A related question is whether we should give instructions on how to enable or disable a feature flagged feature, if it's disabled by default and the customer would like to "beta test" it, or if it's enabled by default and proves to be buggy.
How do we communicate the state of a feature flag to stakeholders (product, support)?
The lack of a defined process here has already led to some problems; in one example, a PM was under the impression a feature flag was going to be enabled by default by the time of the release and announced the feature in the release blogpost, while in fact the developers involved had run into some critical bugs after enabling the flag on .com, and fixing them had taken more time than expected leading to the flag still being disabled by default once the release came around. The PM was aware of these bugs, but hadn't realized engineering was treating them as blocking, and that they couldn't be fixed in time for the release.
The Support team has also expressed that they would like to have more visibility into feature flags state changes:
Cynthia: the crux of the matter is when the feature flag is turned on for this feature. If nothing else, the support team would really appreciate a ping when it's turned on. On Slack, it's
@support-dotcom
or on GitLab,@dotcom-support
One option would be to always leave the main feature issue open until the feature is deemed stable and the flag is removed (or enabled by default if removing it in the same release is not practical), and to communicate the state changes and blocking bugs there, pinging the PM and Support team as appropriate. Another option would be to have a dedicated "Enable feature flag X by default" issue where these blockers are tracked, like https://gitlab.com/gitlab-org/gitlab-ee/issues/10684.
Who's responsibility is managing the flag?
The documents imply this is the developer, but this isn't as explicit as it can be. @victorwu has made an attempt at clarifying this in gitlab-com/www-gitlab-com!20654 (closed), but ideally this would be in one of the existing documents rather than a new one.
In what Slack channel should feature flag chatops commands be sent?
https://docs.gitlab.com/ee/development/rolling_out_changes_using_feature_flags.html talks about chatops, but doesn't recommend a channel. I've seen people use #production
as well as their own group channel (#g_<group>
). I don't have a preference, but I think we should make a recommendation sine this is a question everyone reading these instructions for the first time will have.

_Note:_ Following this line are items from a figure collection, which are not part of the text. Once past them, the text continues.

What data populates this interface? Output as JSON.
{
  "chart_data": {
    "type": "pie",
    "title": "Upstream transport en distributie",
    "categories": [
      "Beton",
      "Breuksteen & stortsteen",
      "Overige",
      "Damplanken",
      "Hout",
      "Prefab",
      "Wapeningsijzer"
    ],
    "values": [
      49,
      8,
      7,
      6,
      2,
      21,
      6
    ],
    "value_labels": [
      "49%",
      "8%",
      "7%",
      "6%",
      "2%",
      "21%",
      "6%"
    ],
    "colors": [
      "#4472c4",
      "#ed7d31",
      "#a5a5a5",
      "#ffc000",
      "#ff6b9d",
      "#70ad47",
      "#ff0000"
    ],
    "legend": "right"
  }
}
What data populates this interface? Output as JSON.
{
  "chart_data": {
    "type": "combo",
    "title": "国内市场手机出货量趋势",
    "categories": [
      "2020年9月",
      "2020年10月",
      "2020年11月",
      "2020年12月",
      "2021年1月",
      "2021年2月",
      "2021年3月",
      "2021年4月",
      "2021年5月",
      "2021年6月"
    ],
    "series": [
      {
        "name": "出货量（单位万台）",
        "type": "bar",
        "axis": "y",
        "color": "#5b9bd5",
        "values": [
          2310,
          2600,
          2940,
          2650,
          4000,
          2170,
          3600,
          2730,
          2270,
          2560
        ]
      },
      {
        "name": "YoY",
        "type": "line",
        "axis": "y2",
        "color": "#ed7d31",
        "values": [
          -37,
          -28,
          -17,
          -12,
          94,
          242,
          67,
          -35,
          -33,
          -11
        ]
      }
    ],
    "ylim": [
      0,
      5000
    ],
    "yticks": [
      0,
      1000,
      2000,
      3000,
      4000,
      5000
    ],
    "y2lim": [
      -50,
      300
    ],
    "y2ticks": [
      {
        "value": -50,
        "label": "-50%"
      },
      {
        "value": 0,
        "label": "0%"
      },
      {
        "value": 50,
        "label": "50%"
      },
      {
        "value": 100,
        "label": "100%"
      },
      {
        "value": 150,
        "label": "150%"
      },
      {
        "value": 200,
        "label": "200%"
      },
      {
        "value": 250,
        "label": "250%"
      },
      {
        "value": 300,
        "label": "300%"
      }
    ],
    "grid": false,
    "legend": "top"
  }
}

How does one get access to chatops?
https://docs.gitlab.com/ee/development/rolling_out_changes_using_feature_flags.html says the following, but doesn't actually say what one can do to fix this:
If you get an error “Whoops! This action is not allowed. This incident will be reported.” that means your Slack account is not allowed to change feature flags.
We should definitely clarify that, but I think it's also worth considering giving every engineer chatops access by default as part of their onboarding, just like we do with dev and staging access.
Other concerns
- https://docs.gitlab.com/ee/development/rolling_out_changes_using_feature_flags.html contains an interesting story on "The cost of feature flags", but I don't think this is relevant anymore at this point, at least not to people who are just trying to find out how to work with feature flags.
- https://gitlab.com/gitlab-org/gitlab-ce/blob/master/PROCESS.md#feature-flags is under "Feature freeze on the 7th for the release on the 22nd", which makes the recommendations appear to relate only to the feature freeze, rather than to feature flags in general.